In the best of worlds this will not occur each and every visit. You may be in pain and grumpy, the doctor may be grumpy. Many physicians are taught ignore their emotions. Many patients are afraid to confront their doctor. As a physician, there are many, many demands on their time. Probably more than any patient will know.

Life is very unpredictable, you could have someone needing admission to the ICU at any time. You get phone calls from other doctors, the hospital, patient questions that you may not take personally but you need to address with you nurse, prescription refills, and least of all the computer crashing(I am not saying this to make you feel sorry for physicians, just to hopefully be able to be a little empathetic). Many patients get upset about having to wait for their doctor, we try to be on time. Some patients need more time than was allowed, such as an abscess comes in that needs to be drained, it can not wait.

Or a patient comes in suicidal. Let the receptionist know if you have another appointment you need to get to, in my office we try to do our best to get someone out or let them reschedule. I try to have a policy to let patient know if I am more that a half hour behind so that the patient can make the decision to wait or not. May be you could take to the office manager of you doctors office to see if they could do something like that as well.

Patients also have much in their going on that a physician does not know about. Maybe you took 3 buses to get to the office and the last bus was late. You made arrangement for a ride and you are worried about the other person waiting. You have been having a problem and you have been waiting a week for your appointment because you knew you were coming in(I get that a lot especially with bladder infections). You have some question but do not know how to ask them. You do not understand medical terms and your doctor uses a lot of them. You can not afford your medication but are embarrassed to say.

Your doctor gave you a medication that you need to take three times a day and you just can not remember to get a dose in so you do not take all your prescribed medicine. You are on so many medications that some are with food ,some are on an empty stomach and you feel you fail if you do not take them like prescribed.

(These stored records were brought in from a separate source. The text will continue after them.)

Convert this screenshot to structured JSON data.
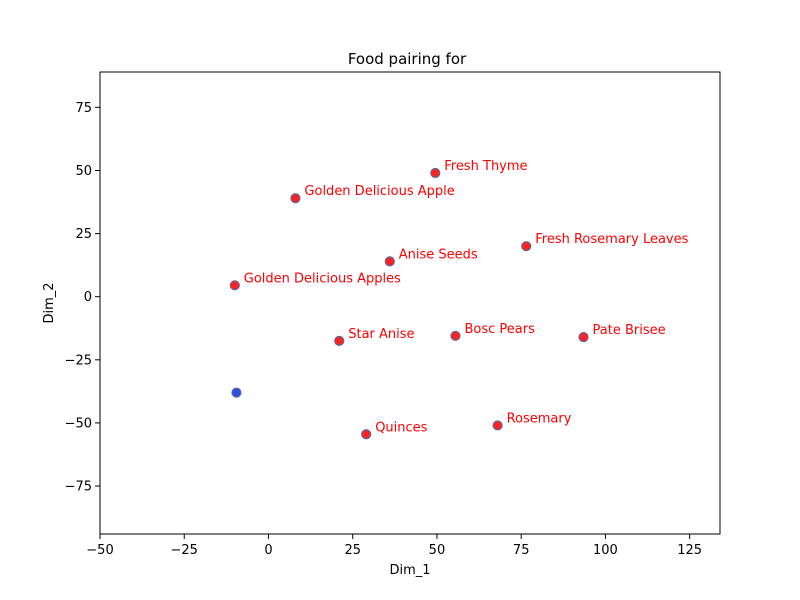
{
  "chart_data": {
    "type": "scatter",
    "title": "Food pairing for",
    "xlabel": "Dim_1",
    "ylabel": "Dim_2",
    "xlim": [
      -50,
      134
    ],
    "ylim": [
      -94,
      89
    ],
    "xticks": [
      -50,
      -25,
      0,
      25,
      50,
      75,
      100,
      125
    ],
    "yticks": [
      -75,
      -50,
      -25,
      0,
      25,
      50,
      75
    ],
    "grid": false,
    "label_color": "#ff0000",
    "point_fill": "#ff2020",
    "point_edge": "#5b6b9a",
    "highlight_fill": "#2a4fe0",
    "points": [
      {
        "label": "Fresh Thyme",
        "x": 49.5,
        "y": 49
      },
      {
        "label": "Golden Delicious Apple",
        "x": 8,
        "y": 39
      },
      {
        "label": "Fresh Rosemary Leaves",
        "x": 76.5,
        "y": 20
      },
      {
        "label": "Anise Seeds",
        "x": 36,
        "y": 14
      },
      {
        "label": "Golden Delicious Apples",
        "x": -10,
        "y": 4.5
      },
      {
        "label": "Star Anise",
        "x": 21,
        "y": -17.5
      },
      {
        "label": "Bosc Pears",
        "x": 55.5,
        "y": -15.5
      },
      {
        "label": "Pate Brisee",
        "x": 93.5,
        "y": -16
      },
      {
        "label": "Quinces",
        "x": 29,
        "y": -54.5
      },
      {
        "label": "Rosemary",
        "x": 68,
        "y": -51
      },
      {
        "label": "",
        "x": -9.5,
        "y": -38,
        "highlight": true
      }
    ]
  }
}
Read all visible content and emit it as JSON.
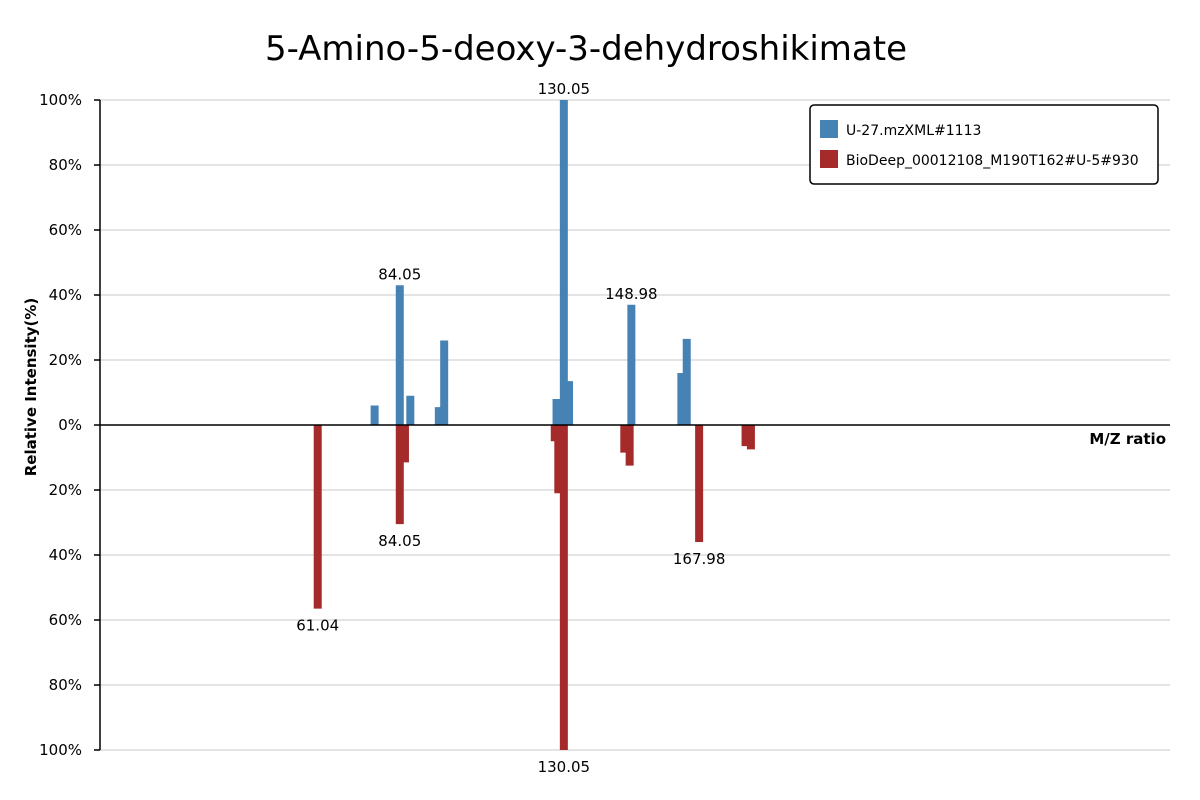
{
  "chart_data": {
    "type": "bar",
    "title": "5-Amino-5-deoxy-3-dehydroshikimate",
    "xlabel": "M/Z ratio",
    "ylabel": "Relative Intensity(%)",
    "y_ticks_top": [
      "100%",
      "80%",
      "60%",
      "40%",
      "20%",
      "0%"
    ],
    "y_ticks_bottom": [
      "20%",
      "40%",
      "60%",
      "80%",
      "100%"
    ],
    "ylim": [
      -100,
      100
    ],
    "xlim": [
      0,
      300
    ],
    "grid": true,
    "legend_position": "top-right",
    "colors": {
      "query": "#4682b4",
      "reference": "#a52a2a"
    },
    "series": [
      {
        "name": "U-27.mzXML#1113",
        "direction": "up",
        "peaks": [
          {
            "mz": 77.0,
            "intensity": 6
          },
          {
            "mz": 84.05,
            "intensity": 43,
            "label": "84.05"
          },
          {
            "mz": 87.0,
            "intensity": 9
          },
          {
            "mz": 95.0,
            "intensity": 5.5
          },
          {
            "mz": 96.5,
            "intensity": 26
          },
          {
            "mz": 128.0,
            "intensity": 8
          },
          {
            "mz": 130.05,
            "intensity": 100,
            "label": "130.05"
          },
          {
            "mz": 131.5,
            "intensity": 13.5
          },
          {
            "mz": 148.98,
            "intensity": 37,
            "label": "148.98"
          },
          {
            "mz": 163.0,
            "intensity": 16
          },
          {
            "mz": 164.5,
            "intensity": 26.5
          }
        ]
      },
      {
        "name": "BioDeep_00012108_M190T162#U-5#930",
        "direction": "down",
        "peaks": [
          {
            "mz": 61.04,
            "intensity": 56.5,
            "label": "61.04"
          },
          {
            "mz": 84.05,
            "intensity": 30.5,
            "label": "84.05"
          },
          {
            "mz": 85.5,
            "intensity": 11.5
          },
          {
            "mz": 127.5,
            "intensity": 5
          },
          {
            "mz": 128.5,
            "intensity": 21
          },
          {
            "mz": 130.05,
            "intensity": 100,
            "label": "130.05"
          },
          {
            "mz": 147.0,
            "intensity": 8.5
          },
          {
            "mz": 148.5,
            "intensity": 12.5
          },
          {
            "mz": 167.98,
            "intensity": 36,
            "label": "167.98"
          },
          {
            "mz": 181.0,
            "intensity": 6.5
          },
          {
            "mz": 182.5,
            "intensity": 7.5
          }
        ]
      }
    ]
  }
}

Like any relationship, communication goes both ways and with a doctor/patient relationship trust is of utmost importance. Your doctor needs to trust that you are doing your best and help you get around the hurdles and you need to trust your doctor with your hurdles. Many people do not like to confront anyone, especially a doctor. I have to say, doctors do not like to be confronted but you need to confront when it is appropriate. That is how you build on the relationship. I find that the times a doctor feels the most uncomfortable is when they are feeling insecure. They are not sure of the answer maybe or are feeling their judgment is being challenged. It is OK if a doctor feels uncomfortable, think of it as an opportunity to help develop your relationship. I have to say that I do get upset when a patient will listen to their hair stylist’s advice over mine:)LOL..

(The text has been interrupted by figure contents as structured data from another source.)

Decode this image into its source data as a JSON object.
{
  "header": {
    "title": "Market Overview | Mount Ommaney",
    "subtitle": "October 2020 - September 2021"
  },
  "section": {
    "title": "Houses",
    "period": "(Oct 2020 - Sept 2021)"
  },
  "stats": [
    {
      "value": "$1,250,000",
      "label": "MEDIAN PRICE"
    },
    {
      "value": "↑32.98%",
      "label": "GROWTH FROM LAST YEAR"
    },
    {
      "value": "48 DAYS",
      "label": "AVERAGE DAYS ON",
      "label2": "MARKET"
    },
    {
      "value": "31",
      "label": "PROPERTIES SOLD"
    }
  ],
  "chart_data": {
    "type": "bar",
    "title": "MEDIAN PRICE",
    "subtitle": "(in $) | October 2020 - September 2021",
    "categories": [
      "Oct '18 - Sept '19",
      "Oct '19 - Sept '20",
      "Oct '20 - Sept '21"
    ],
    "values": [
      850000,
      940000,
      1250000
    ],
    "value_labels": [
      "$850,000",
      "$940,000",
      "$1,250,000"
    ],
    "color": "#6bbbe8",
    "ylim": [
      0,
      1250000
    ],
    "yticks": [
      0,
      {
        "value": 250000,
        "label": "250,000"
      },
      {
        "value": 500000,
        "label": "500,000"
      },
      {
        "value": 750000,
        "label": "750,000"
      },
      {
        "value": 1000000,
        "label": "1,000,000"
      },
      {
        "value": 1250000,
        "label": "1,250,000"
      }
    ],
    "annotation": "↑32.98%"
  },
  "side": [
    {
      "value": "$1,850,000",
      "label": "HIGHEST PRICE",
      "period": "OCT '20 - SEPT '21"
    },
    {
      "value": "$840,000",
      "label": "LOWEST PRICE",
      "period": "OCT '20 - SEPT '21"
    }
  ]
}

That happens more that you might think.

Not every doctor is made for everyone. We all have different personalities. When I was in medical school, I have classmates that I thought were jerks, then I realized that there are people out there that will get along with them. Not everyone likes me as a doctor and that is OK. You need to find a doctor that fits you personality and your needs. Just keep in mind that doctors are human too and sometimes need more grace that other times. Also think about organizing your visit prior, an let your doctor know what is happening in your life.